Friday afternoon workshops described how a BI proposal in the Spanish Parliament was lost 300-20. Al Sheahan from the US related how he wrote a Basic Income Guarantee Bill in the US Congress: he was unable to collect a significant number of sponsors. Despite the successes described later, these failures show that there is a mountain that we have to climb with BI, which is why we should use the Green Wage Subsidy as a backdoor approach.
Raventos and Wark reasoned that the Universal Declaration of Emergent Human Rights implied a BI as a guarantee for the right to avoid hunger. In other words, BI itself is a human right. The reasoning here is good, providing that human numbers do not overwhelm the ability of the Earth to feed them. A new contract is needed between governments and people: Governments will undertake to feed people, if people will undertake to restrict their offspring to replacement level.
Interesting views from the old Left and Right political axis were presented in a plenary. Katja Kipping, a German MP for the Left party reviewed the discussion in Germany. She mentioned that the Greens were at first keen on BI, but abandoned it after reunification. She favoured a gradualist approach, beginning with groups like children, pensioners and artists. However, the Left is by no means solidly in favour.
Hugh Segal is a Conservative senator in the Canadian Parliament. He gave a witty and effective speech. He reasoned that if the State has a right to take your income in taxes, it has a duty to restore your income if you lose your job. Reducing poverty should cause savings in terms of crime and health care. He quoted a list of famous conservatives who advocated BI including Churchill, Nixon, Milton Friedman and Samuel Brittan.
Charles M A Clarke from New York made an interesting point about critics of BI. The Right claim that it interferes with the markets and gives the workers too much bargaining power, while the Left say that it is a Wage Subsidy (i.e. bad), that it might help make Capitalism work, and that it weakens the workers' bargaining power.
Which just points up the futility of the old left-right antithesis.

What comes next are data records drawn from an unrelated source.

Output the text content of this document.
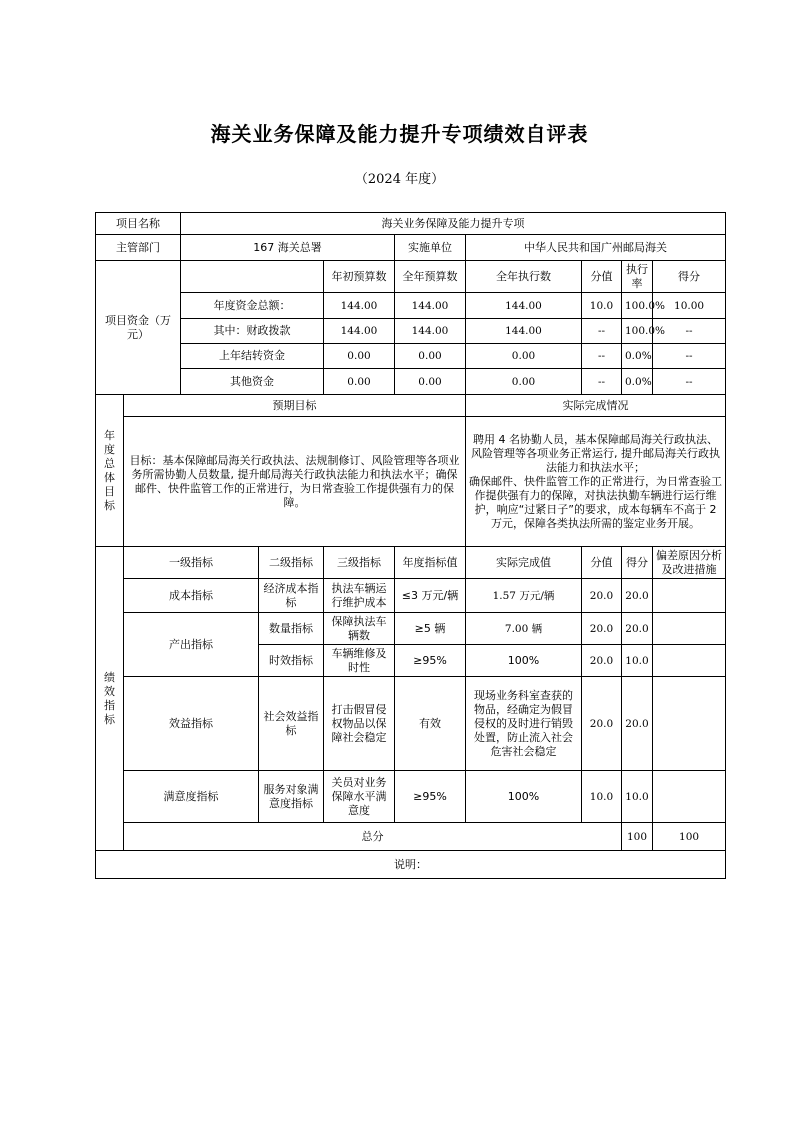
海关业务保障及能力提升专项绩效自评表
（2024 年度）
项目名称		海关业务保障及能力提升专项								
主管部门		167 海关总署			实施单位	中华人民共和国广州邮局海关				
项目资金（万元）				年初预算数	全年预算数	全年执行数	分值	执行率	得分	
		年度资金总额：		144.00	144.00	144.00	10.0	100.0%	10.00	
		其中：财政拨款		144.00	144.00	144.00	--	100.0%	--	
		上年结转资金		0.00	0.00	0.00	--	0.0%	--	
		其他资金		0.00	0.00	0.00	--	0.0%	--	

年度总体目标	预期目标					实际完成情况				
	目标：基本保障邮局海关行政执法、法规制修订、风险管理等各项业务所需协勤人员数量, 提升邮局海关行政执法能力和执法水平；确保邮件、快件监管工作的正常进行，为日常查验工作提供强有力的保障。					聘用 4 名协勤人员，基本保障邮局海关行政执法、风险管理等各项业务正常运行, 提升邮局海关行政执法能力和执法水平；
确保邮件、快件监管工作的正常进行，为日常查验工作提供强有力的保障，对执法执勤车辆进行运行维护，响应“过紧日子”的要求，成本每辆车不高于 2 万元，保障各类执法所需的鉴定业务开展。				

绩效指标	一级指标		二级指标	三级指标	年度指标值	实际完成值	分值	得分	偏差原因分析及改进措施	
	成本指标		经济成本指标	执法车辆运行维护成本	≤3 万元/辆	1.57 万元/辆	20.0	20.0		
	产出指标		数量指标	保障执法车辆数	≥5 辆	7.00 辆	20.0	20.0		
			时效指标	车辆维修及时性	≥95%	100%	20.0	10.0		
	效益指标		社会效益指标	打击假冒侵权物品以保障社会稳定	有效	现场业务科室查获的物品，经确定为假冒侵权的及时进行销毁处置，防止流入社会危害社会稳定	20.0	20.0		
	满意度指标		服务对象满意度指标	关员对业务保障水平满意度	≥95%	100%	10.0	10.0		
	总分							100	100	
说明：										
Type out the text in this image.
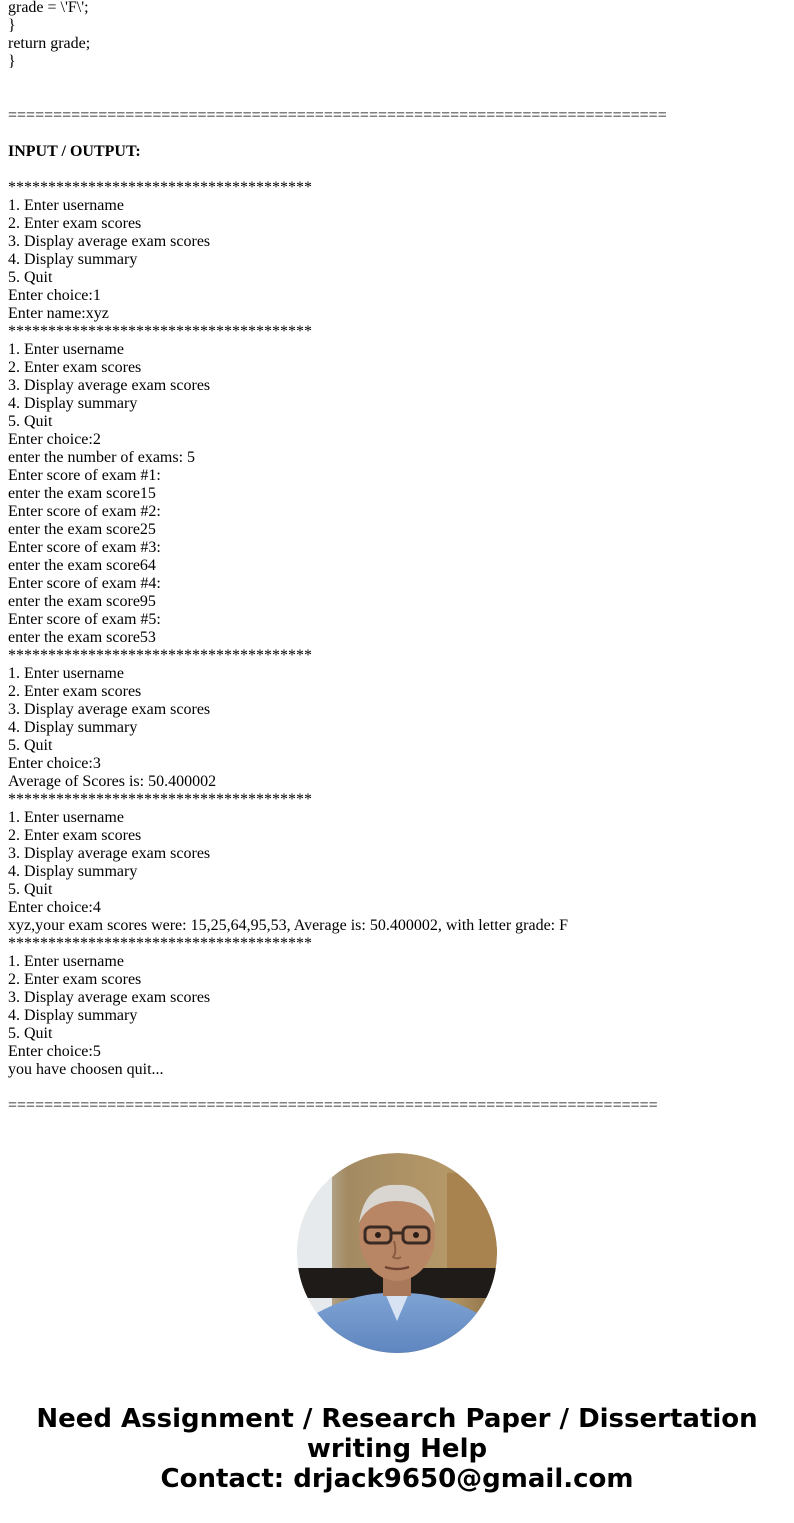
grade = \'F\';
}
return grade;
}
=========================================================================
INPUT / OUTPUT:
**************************************
1. Enter username
2. Enter exam scores
3. Display average exam scores
4. Display summary
5. Quit
Enter choice:1
Enter name:xyz
**************************************
1. Enter username
2. Enter exam scores
3. Display average exam scores
4. Display summary
5. Quit
Enter choice:2
enter the number of exams: 5
Enter score of exam #1:
enter the exam score15
Enter score of exam #2:
enter the exam score25
Enter score of exam #3:
enter the exam score64
Enter score of exam #4:
enter the exam score95
Enter score of exam #5:
enter the exam score53
**************************************
1. Enter username
2. Enter exam scores
3. Display average exam scores
4. Display summary
5. Quit
Enter choice:3
Average of Scores is: 50.400002
**************************************
1. Enter username
2. Enter exam scores
3. Display average exam scores
4. Display summary
5. Quit
Enter choice:4
xyz,your exam scores were: 15,25,64,95,53, Average is: 50.400002, with letter grade: F
**************************************
1. Enter username
2. Enter exam scores
3. Display average exam scores
4. Display summary
5. Quit
Enter choice:5
you have choosen quit...
========================================================================
Need Assignment / Research Paper / Dissertation
writing Help
Contact: drjack9650@gmail.com
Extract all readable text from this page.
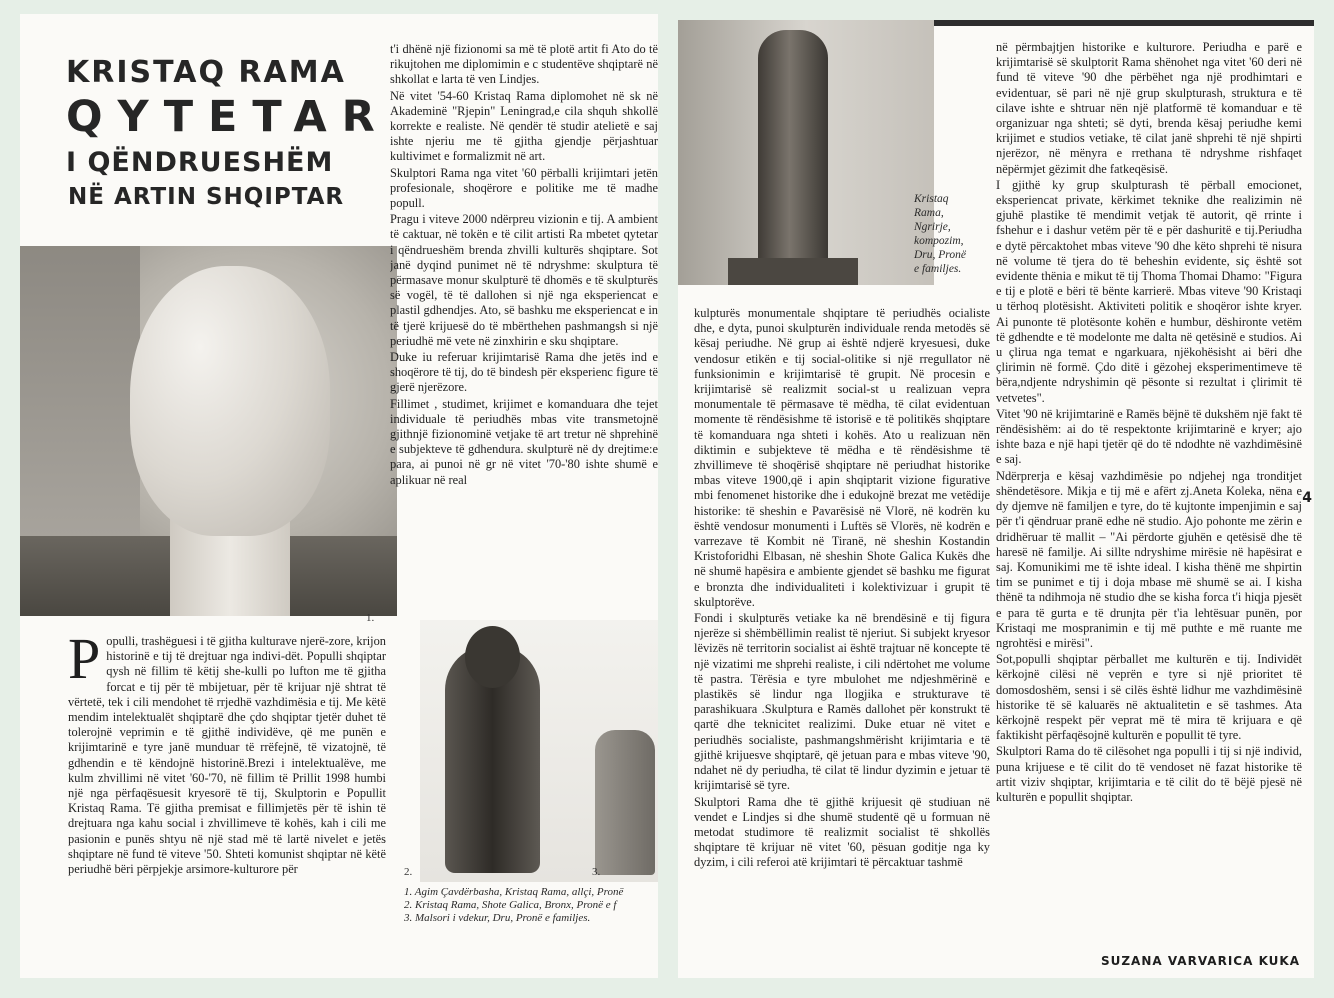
KRISTAQ RAMA
QYTETAR
I QËNDRUESHËM
NË ARTIN SHQIPTAR
1.

Populli, trashëguesi i të gjitha kulturave njerë-zore, krijon historinë e tij të drejtuar nga indivi-dët. Populli shqiptar qysh në fillim të këtij she-kulli po lufton me të gjitha forcat e tij për të mbijetuar, për të krijuar një shtrat të vërtetë, tek i cili mendohet të rrjedhë vazhdimësia e tij. Me këtë mendim intelektualët shqiptarë dhe çdo shqiptar tjetër duhet të tolerojnë veprimin e të gjithë individëve, që me punën e krijimtarinë e tyre janë munduar të rrëfejnë, të vizatojnë, të gdhendin e të këndojnë historinë.Brezi i intelektualëve, me kulm zhvillimi në vitet '60-'70, në fillim të Prillit 1998 humbi një nga përfaqësuesit kryesorë të tij, Skulptorin e Popullit Kristaq Rama. Të gjitha premisat e fillimjetës për të ishin të drejtuara nga kahu social i zhvillimeve të kohës, kah i cili me pasionin e punës shtyu në një stad më të lartë nivelet e jetës shqiptare në fund të viteve '50. Shteti komunist shqiptar në këtë periudhë bëri përpjekje arsimore-kulturore për

t'i dhënë një fizionomi sa më të plotë artit fi Ato do të rikujtohen me diplomimin e c studentëve shqiptarë në shkollat e larta të ven Lindjes.

Në vitet '54-60 Kristaq Rama diplomohet në sk në Akademinë "Rjepin" Leningrad,e cila shquh shkollë korrekte e realiste. Në qendër të studir atelietë e saj ishte njeriu me të gjitha gjendje përjashtuar kultivimet e formalizmit në art.

Skulptori Rama nga vitet '60 përballi krijimtari jetën profesionale, shoqërore e politike me të madhe popull.

Pragu i viteve 2000 ndërpreu vizionin e tij. A ambient të caktuar, në tokën e të cilit artisti Ra mbetet qytetar i qëndrueshëm brenda zhvilli kulturës shqiptare. Sot janë dyqind punimet në të ndryshme: skulptura të përmasave monur skulpturë të dhomës e të skulpturës së vogël, të të dallohen si një nga eksperiencat e plastil gdhendjes. Ato, së bashku me eksperiencat e in të tjerë krijuesë do të mbërthehen pashmangsh si një periudhë më vete në zinxhirin e sku shqiptare.

Duke iu referuar krijimtarisë Rama dhe jetës ind e shoqërore të tij, do të bindesh për eksperienc figure të gjerë njerëzore.

Fillimet , studimet, krijimet e komanduara dhe tejet individuale të periudhës mbas vite transmetojnë gjithnjë fizionominë vetjake të art tretur në shprehinë e subjekteve të gdhendura. skulpturë në dy drejtime:e para, ai punoi në gr në vitet '70-'80 ishte shumë e aplikuar në real

2.	3.
1. Agim Çavdërbasha, Kristaq Rama, allçi, Pronë
2. Kristaq Rama, Shote Galica, Bronx, Pronë e f
3. Malsori i vdekur, Dru, Pronë e familjes.
Kristaq
Rama,
Ngrirje,
kompozim,
Dru, Pronë
e familjes.

kulpturës monumentale shqiptare të periudhës ocialiste dhe, e dyta, punoi skulpturën individuale renda metodës së kësaj periudhe. Në grup ai është ndjerë kryesuesi, duke vendosur etikën e tij social-olitike si një rregullator në funksionimin e krijimtarisë të grupit. Në procesin e krijimtarisë së realizmit social-st u realizuan vepra monumentale të përmasave të mëdha, të cilat evidentuan momente të rëndësishme të istorisë e të politikës shqiptare të komanduara nga shteti i kohës. Ato u realizuan nën diktimin e subjekteve të mëdha e të rëndësishme të zhvillimeve të shoqërisë shqiptare në periudhat historike mbas viteve 1900,që i apin shqiptarit vizione figurative mbi fenomenet historike dhe i edukojnë brezat me vetëdije historike: të sheshin e Pavarësisë në Vlorë, në kodrën ku është vendosur monumenti i Luftës së Vlorës, në kodrën e varrezave të Kombit në Tiranë, në sheshin Kostandin Kristoforidhi Elbasan, në sheshin Shote Galica Kukës dhe në shumë hapësira e ambiente gjendet së bashku me figurat e bronzta dhe individualiteti i kolektivizuar i grupit të skulptorëve.

Fondi i skulpturës vetiake ka në brendësinë e tij figura njerëze si shëmbëllimin realist të njeriut. Si subjekt kryesor lëvizës në territorin socialist ai është trajtuar në koncepte të një vizatimi me shprehi realiste, i cili ndërtohet me volume të pastra. Tërësia e tyre mbulohet me ndjeshmërinë e plastikës së lindur nga llogjika e strukturave të parashikuara .Skulptura e Ramës dallohet për konstrukt të qartë dhe teknicitet realizimi. Duke etuar në vitet e periudhës socialiste, pashmangshmërisht krijimtaria e të gjithë krijuesve shqiptarë, që jetuan para e mbas viteve '90, ndahet në dy periudha, të cilat të lindur dyzimin e jetuar të krijimtarisë së tyre.

Skulptori Rama dhe të gjithë krijuesit që studiuan në vendet e Lindjes si dhe shumë studentë që u formuan në metodat studimore të realizmit socialist të shkollës shqiptare të krijuar në vitet '60, pësuan goditje nga ky dyzim, i cili referoi atë krijimtari të përcaktuar tashmë

në përmbajtjen historike e kulturore. Periudha e parë e krijimtarisë së skulptorit Rama shënohet nga vitet '60 deri në fund të viteve '90 dhe përbëhet nga një prodhimtari e evidentuar, së pari në një grup skulpturash, struktura e të cilave ishte e shtruar nën një platformë të komanduar e të organizuar nga shteti; së dyti, brenda kësaj periudhe kemi krijimet e studios vetiake, të cilat janë shprehi të një shpirti njerëzor, në mënyra e rrethana të ndryshme rishfaqet nëpërmjet gëzimit dhe fatkeqësisë.

I gjithë ky grup skulpturash të përball emocionet, eksperiencat private, kërkimet teknike dhe realizimin në gjuhë plastike të mendimit vetjak të autorit, që rrinte i fshehur e i dashur vetëm për të e për dashuritë e tij.Periudha e dytë përcaktohet mbas viteve '90 dhe këto shprehi të nisura në volume të tjera do të beheshin evidente, siç është sot evidente thënia e mikut të tij Thoma Thomai Dhamo: "Figura e tij e plotë e bëri të bënte karrierë. Mbas viteve '90 Kristaqi u tërhoq plotësisht. Aktiviteti politik e shoqëror ishte kryer. Ai punonte të plotësonte kohën e humbur, dëshironte vetëm të gdhendte e të modelonte me dalta në qetësinë e studios. Ai u çlirua nga temat e ngarkuara, njëkohësisht ai bëri dhe çlirimin në formë. Çdo ditë i gëzohej eksperimentimeve të bëra,ndjente ndryshimin që pësonte si rezultat i çlirimit të vetvetes".

Vitet '90 në krijimtarinë e Ramës bëjnë të dukshëm një fakt të rëndësishëm: ai do të respektonte krijimtarinë e kryer; ajo ishte baza e një hapi tjetër që do të ndodhte në vazhdimësinë e saj.

Ndërprerja e kësaj vazhdimësie po ndjehej nga tronditjet shëndetësore. Mikja e tij më e afërt zj.Aneta Koleka, nëna e dy djemve në familjen e tyre, do të kujtonte impenjimin e saj për t'i qëndruar pranë edhe në studio. Ajo pohonte me zërin e dridhëruar të mallit – "Ai përdorte gjuhën e qetësisë dhe të haresë në familje. Ai sillte ndryshime mirësie në hapësirat e saj. Komunikimi me të ishte ideal. I kisha thënë me shpirtin tim se punimet e tij i doja mbase më shumë se ai. I kisha thënë ta ndihmoja në studio dhe se kisha forca t'i hiqja pjesët e para të gurta e të drunjta për t'ia lehtësuar punën, por Kristaqi me mospranimin e tij më puthte e më ruante me ngrohtësi e mirësi".

Sot,populli shqiptar përballet me kulturën e tij. Individët kërkojnë cilësi në veprën e tyre si një prioritet të domosdoshëm, sensi i së cilës është lidhur me vazhdimësinë historike të së kaluarës në aktualitetin e së tashmes. Ata kërkojnë respekt për veprat më të mira të krijuara e që faktikisht përfaqësojnë kulturën e popullit të tyre.

Skulptori Rama do të cilësohet nga populli i tij si një individ, puna krijuese e të cilit do të vendoset në fazat historike të artit viziv shqiptar, krijimtaria e të cilit do të bëjë pjesë në kulturën e popullit shqiptar.

SUZANA VARVARICA KUKA
4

I commented that the Green parties in Sao Paolo had given BI an approving mention in their recent policy document.
On Friday evening we went to drink wine at an official reception in Dublin's Custom House hosted by the Minister of Heritage, Comoantas Glas' very own Green Minister, John Gormley. I shook his hand and thanked him for his work. I refrained from mentioning Tara as it was a brief encounter.
Saturday began with my presentation "Introducing Basic Income by the Back Door in a Recession" - the proposal that Green enterprises could benefit by increasing their workforce by bringing workers in off the unemployment queues who retain their benefit while working, just as they would with BI. I made clear that it was not official GPRW policy. In contrast to its rejection by GPEW Conference, there was no hostility to this proposal.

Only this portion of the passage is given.